“Pépinho és tu, tabrão!!!”



Assim respondia na sua fala entaramelada, de quem nunca aprendeu letras nem oralidades discursivas cuidadas, aos que o invectivavam, chamando-lhe Pepinho. Por vezes, mais irado, chegava a arremessar o cajado, sobretudo aos moços que o achincalhavam. Mas isso era quando se metiam com ele porque, normalmente, o seu discurso abria pacificamente com a pedincha: “Uma moedinha... uma moedinha, amigo...”; assim pedia o Francisco Palmeira aos conhecidos e aos forasteiros.
Fez parte da vivência
e do imaginário daqueles que habitaram perto dele ou dos que com ele se cruzavam quotidianamente nas ruas da cidade. Habitava numa pequena casa no cimo da Rua António Crisógono dos Santos, vulgo Rua da Aldeia, quase em frente à Mercearia da “Martinha”.
Tal como qualquer
tolinho de aldeia, o Palmeira era alvo de inúmeras brincadeiras que tentavam explorar o seu reduzido discernimento. Certa vez, colocado perante o dilema do “tolinho da Aldeia”, que todos conhecerão certamente, e que descreve a opção de um destes diminuídos mentais pela moeda menor face a uma de maior valor, quando instado a escolher da mão de um sorridente e inteligente concidadão. Este, o da história tornada universal, lá explicou um dia que escolhia a menor porque se escolhesse a maior deixavam de repetir a brincadeira.
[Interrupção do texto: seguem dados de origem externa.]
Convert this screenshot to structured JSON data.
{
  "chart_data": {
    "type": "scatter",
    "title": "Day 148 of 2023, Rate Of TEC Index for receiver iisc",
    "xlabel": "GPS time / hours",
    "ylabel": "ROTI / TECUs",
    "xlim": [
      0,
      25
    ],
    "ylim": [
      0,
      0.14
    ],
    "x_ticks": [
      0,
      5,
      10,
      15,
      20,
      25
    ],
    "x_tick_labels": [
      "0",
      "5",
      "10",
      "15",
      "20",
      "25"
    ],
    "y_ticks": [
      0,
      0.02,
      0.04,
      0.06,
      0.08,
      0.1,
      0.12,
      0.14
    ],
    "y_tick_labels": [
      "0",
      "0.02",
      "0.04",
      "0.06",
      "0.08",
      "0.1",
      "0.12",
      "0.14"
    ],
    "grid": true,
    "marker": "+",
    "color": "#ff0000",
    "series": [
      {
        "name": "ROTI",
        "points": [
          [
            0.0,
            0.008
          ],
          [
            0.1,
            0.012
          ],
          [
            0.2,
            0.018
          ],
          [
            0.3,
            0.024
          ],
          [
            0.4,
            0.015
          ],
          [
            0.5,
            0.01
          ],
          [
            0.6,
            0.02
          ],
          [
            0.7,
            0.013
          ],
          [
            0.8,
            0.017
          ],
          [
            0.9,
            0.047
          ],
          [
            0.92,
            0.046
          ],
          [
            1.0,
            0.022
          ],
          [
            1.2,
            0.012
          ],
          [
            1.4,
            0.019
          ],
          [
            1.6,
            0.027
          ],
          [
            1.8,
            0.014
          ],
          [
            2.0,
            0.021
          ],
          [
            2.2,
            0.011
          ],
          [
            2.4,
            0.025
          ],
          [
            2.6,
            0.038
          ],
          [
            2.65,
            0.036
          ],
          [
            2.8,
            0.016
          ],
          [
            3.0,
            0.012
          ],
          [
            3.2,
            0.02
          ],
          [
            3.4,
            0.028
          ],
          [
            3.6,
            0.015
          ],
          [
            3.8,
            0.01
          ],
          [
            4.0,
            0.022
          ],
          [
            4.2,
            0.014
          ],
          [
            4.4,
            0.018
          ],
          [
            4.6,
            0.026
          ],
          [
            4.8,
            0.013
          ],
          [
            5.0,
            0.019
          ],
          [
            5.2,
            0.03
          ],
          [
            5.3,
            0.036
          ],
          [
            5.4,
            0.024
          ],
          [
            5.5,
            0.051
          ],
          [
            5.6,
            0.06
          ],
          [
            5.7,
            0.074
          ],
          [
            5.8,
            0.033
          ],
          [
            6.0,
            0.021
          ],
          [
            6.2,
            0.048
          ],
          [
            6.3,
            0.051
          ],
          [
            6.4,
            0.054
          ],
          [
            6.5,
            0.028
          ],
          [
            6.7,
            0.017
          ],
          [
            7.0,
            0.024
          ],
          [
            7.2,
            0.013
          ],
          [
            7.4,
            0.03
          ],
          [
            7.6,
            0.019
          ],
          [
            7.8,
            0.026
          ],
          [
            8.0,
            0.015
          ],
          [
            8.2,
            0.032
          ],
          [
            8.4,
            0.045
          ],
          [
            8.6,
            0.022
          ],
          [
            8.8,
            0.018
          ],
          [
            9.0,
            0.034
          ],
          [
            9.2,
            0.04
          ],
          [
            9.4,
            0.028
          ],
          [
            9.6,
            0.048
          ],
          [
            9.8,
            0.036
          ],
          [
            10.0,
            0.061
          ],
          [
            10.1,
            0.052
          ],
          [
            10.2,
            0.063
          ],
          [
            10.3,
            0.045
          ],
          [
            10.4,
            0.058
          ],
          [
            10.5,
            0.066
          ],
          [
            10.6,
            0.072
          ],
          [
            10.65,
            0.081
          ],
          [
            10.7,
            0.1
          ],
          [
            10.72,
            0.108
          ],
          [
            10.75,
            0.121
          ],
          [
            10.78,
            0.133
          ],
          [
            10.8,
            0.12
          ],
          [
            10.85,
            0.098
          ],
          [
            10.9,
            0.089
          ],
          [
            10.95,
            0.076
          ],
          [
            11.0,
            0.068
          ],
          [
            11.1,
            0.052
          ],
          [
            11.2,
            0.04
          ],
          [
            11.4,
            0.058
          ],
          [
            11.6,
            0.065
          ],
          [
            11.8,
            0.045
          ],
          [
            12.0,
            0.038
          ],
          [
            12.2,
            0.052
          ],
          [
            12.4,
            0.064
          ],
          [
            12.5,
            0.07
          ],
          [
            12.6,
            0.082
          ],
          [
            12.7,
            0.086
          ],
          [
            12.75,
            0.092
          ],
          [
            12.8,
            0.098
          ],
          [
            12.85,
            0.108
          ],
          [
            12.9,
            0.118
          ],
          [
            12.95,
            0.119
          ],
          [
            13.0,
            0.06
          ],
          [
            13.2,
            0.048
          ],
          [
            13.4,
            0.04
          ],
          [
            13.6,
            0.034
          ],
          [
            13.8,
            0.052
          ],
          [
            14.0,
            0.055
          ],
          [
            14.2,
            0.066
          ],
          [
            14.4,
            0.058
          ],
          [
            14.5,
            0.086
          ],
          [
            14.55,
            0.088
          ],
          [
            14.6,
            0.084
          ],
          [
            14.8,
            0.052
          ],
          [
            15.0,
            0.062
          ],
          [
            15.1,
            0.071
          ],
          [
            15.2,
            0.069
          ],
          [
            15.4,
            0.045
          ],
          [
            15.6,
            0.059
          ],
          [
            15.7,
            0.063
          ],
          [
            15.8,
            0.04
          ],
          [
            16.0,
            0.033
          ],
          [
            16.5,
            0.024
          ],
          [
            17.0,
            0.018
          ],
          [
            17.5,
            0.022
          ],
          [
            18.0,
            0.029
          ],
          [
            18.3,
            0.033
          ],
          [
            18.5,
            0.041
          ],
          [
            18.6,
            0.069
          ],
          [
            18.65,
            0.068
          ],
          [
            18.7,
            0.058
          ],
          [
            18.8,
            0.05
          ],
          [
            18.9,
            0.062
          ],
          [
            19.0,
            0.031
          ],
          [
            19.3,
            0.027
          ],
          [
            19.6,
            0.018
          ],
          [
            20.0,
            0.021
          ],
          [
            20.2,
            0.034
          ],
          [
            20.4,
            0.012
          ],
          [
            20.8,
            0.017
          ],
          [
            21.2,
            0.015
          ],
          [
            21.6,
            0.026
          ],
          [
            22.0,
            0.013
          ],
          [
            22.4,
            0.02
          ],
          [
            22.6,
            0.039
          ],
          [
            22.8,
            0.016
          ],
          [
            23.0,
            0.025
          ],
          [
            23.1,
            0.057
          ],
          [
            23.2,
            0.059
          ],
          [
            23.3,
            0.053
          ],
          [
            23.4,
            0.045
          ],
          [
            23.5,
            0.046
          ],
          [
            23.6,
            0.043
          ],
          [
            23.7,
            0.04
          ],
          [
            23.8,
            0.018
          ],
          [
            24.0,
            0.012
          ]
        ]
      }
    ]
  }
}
Quem é o diminuído mental, afinal?
Ora, a escolha do
Palmeira, que eu testemunhei, numa manhã de Verão, ali à porta da Praça do Peixe, foi agarrar rapidamente as três moedas que a mão estendida do homem de meia-idade lhe oferecia para escolha. Os risos que os presentes soltaram, então, deram por concluída a experiência de verificação do grau de inteligência do nosso Palmeira.
Sempre que a Filarmónica
saía, em arruada, lá estava o Palmeira na frente, sorridente, acompanhando o porta-estandarte. Esta é a imagem que guardo, de maior interactividade do Palmeira com a comunidade. Outras pessoas poderão juntar algumas das suas experiências ou testemunhos relacionados com esta personagem inesquecível da nossa terra. Recordar os Palmeiras de cada terra é, também, recordar momentos da nossa vida, os outros eus que cada um de nós já foi.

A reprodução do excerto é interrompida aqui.